黄綬褒章 業務精励(調理業務)
中田 宏さん
RRH京都オペレーションズ(同)
リーガロイヤルホテル京都 副総料理長
──受章おめでとうございます。どのような思いで吉報を受け止められましたか。
ありがとうございます。大変光栄に思っています。本当に自分がいただいていいのかと思うところもありますが、40年以上、地道に努力してきたことを評価していただけたのかもしれません。これまで指導してくださった先輩方にも感謝しております。

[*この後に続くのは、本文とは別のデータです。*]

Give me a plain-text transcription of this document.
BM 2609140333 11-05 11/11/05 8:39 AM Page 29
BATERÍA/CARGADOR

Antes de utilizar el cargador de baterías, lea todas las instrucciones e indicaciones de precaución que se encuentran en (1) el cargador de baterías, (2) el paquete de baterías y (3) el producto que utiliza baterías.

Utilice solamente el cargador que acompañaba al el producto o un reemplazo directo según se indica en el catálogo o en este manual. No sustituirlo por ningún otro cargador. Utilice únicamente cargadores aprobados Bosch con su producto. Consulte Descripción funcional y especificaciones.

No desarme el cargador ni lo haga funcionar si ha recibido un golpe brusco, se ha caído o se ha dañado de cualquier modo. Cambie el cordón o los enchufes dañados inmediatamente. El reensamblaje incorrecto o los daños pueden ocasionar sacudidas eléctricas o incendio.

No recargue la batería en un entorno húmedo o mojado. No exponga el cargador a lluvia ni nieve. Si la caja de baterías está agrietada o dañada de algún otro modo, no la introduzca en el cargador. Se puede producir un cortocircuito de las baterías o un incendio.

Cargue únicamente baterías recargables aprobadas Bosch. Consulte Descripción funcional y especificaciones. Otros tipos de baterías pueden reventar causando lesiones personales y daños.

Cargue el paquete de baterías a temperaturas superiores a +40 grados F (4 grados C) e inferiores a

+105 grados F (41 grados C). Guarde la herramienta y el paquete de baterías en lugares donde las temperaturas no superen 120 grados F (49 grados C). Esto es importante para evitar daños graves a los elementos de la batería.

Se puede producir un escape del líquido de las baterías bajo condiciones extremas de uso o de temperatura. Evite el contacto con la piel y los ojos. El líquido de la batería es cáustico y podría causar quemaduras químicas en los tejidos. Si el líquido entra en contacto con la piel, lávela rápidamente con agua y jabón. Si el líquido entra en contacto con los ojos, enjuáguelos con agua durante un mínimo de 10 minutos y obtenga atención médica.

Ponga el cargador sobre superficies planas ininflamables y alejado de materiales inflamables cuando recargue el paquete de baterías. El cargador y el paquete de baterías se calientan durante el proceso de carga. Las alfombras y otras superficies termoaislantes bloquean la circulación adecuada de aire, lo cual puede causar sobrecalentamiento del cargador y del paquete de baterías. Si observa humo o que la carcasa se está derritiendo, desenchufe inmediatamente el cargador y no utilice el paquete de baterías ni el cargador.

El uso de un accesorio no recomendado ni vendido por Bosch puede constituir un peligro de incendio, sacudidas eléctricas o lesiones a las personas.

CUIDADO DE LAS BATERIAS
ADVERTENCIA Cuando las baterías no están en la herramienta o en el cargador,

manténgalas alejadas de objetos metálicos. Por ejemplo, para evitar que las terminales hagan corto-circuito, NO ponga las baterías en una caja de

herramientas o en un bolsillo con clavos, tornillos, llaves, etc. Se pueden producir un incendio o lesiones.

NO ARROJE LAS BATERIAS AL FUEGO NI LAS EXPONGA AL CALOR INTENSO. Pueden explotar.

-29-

──料理の道を歩まれて四十数年、この道を志したきっかけは何だったのでしょう。
幼い頃は、遊び感覚で調味料を混ぜ合わせて味比べをしていました。醤油と砂糖という同じ組み合わせでも、分量の加減によって味が変わるのが面白くて。少し変わった子供だったかもしれませんね(笑)。叔父が料亭の料理長をしていた影響もあって、学校を卒業後、料理の道に進もうと京都グランドホテル(現・リーガロイヤルホテル京都)に入社しました。
──調理職に就く前に、まずはウェイターとして接客を経験されたとか。新人時代のお話を聞かせてください。
入社してすぐにホテルスタッフの基礎となるマナーやホスピタリティマインドについて研修を受けた後、ウェイター業務に携わりました。後に調理職を担当するようになって気づいたことですが、厨房の中と外では見えるものがまったく違います。ウェイターとして、お客様と直接お話をする経験が積めたことは非常に貴重でしたし、料理を出すスピードなどにも気を配るきっかけとなりました。
入社4年目で調理課に異動しましたが、すぐに包丁を握ることはありませんでした。初めは食材の出庫などの業務に携わっていました。当時は厳しい先輩方のもとで、一度指摘されたことは二度と言われないようにしようと毎日必死でした。そのうちに、包丁の扱い方を教えていただくようになり、レモンを切るといった簡単に思える作業でも、しっかりと基本を押さえる必要があることを学びました。
──フランスの三つ星レストラン「ジョルジュ・ブラン」で1年間、修業されたご経験もあるそうですね。
34歳の頃に、ホテルから研修生として派遣されました。同じフランス料理ですから調理の方法は基本的に変わりませんが、新鮮な食材や日本では手に入らない乳製品を使うことで、まったく異なる料理に仕上がるということに衝撃を受けました。最も影響を受けたのは、フランス人シェフの料理に対する妥協しない姿勢です。例えば、盛り付けの際にお皿が汚れたら、拭き取るのではなくお皿ごと替える。お肉の焼き方が少しでもシェフの好みと違っていれば、その料理は提供しない、など。これまで私も丁寧に仕事を進めてきた自負がありますが、フランスから帰国してからは、より一層厳格に料理と向き合うようになりました。
──これまでのお仕事で思い出に残っているエピソードをお聞かせください。
シェフとしてレストランを任されることになった初日に、予約されていたお客様から個室の確認のお電話があったのですが、予約台帳に記載がなかったのです。すでに個室が埋まっている状況でしたが、何とかやりくりをしてお客様を迎えました。初めは、お客様は怒っていらっしゃるご様子でしたが、料理が一皿、二皿と運ばれていくうちに、しだいに笑顔になられ、この件以来そのお客様には大変贔屓にしていただくようになりました。誠意をもって料理をご提供したことで、ピンチをチャンスに変えることができたのかもしれません。
──シェフになって良かったと思うのはどんな時でしょうか。
一番喜びを感じるのは、お客様が再び来店してくださった時です。もちろん「おいしかった」という言葉もうれしいですが、たとえ言葉はなくても戻ってきてくださることが、料理に対する何よりの答えなのではないかと思います。
──これまで多くの後進の育成にも力を注いでこられましたが、指導にあたって心がけているのはどんなことでしょうか。
アドバイスや注意をする際は、それぞれの個性を見極めて伝え方を工夫しています。同じように言っても受け止め方はさまざまなので、その人の特性を見て指導することが大切です。
シェフを目指す若い方々には、ぜひ失敗を恐れずに進んでほしいと思います。ピンチをチャンスにするためには、一日一日の努力の積み重ねが重要です。シェフになるという目的に向かって、つい近道をしたくなるかもしれませんが、しっかりと基本を学ばなければ「見せかけの料理」しか作れません。地道な一歩がいつか大きな成果を生み出すと信じて、日々の努力を怠らないでください。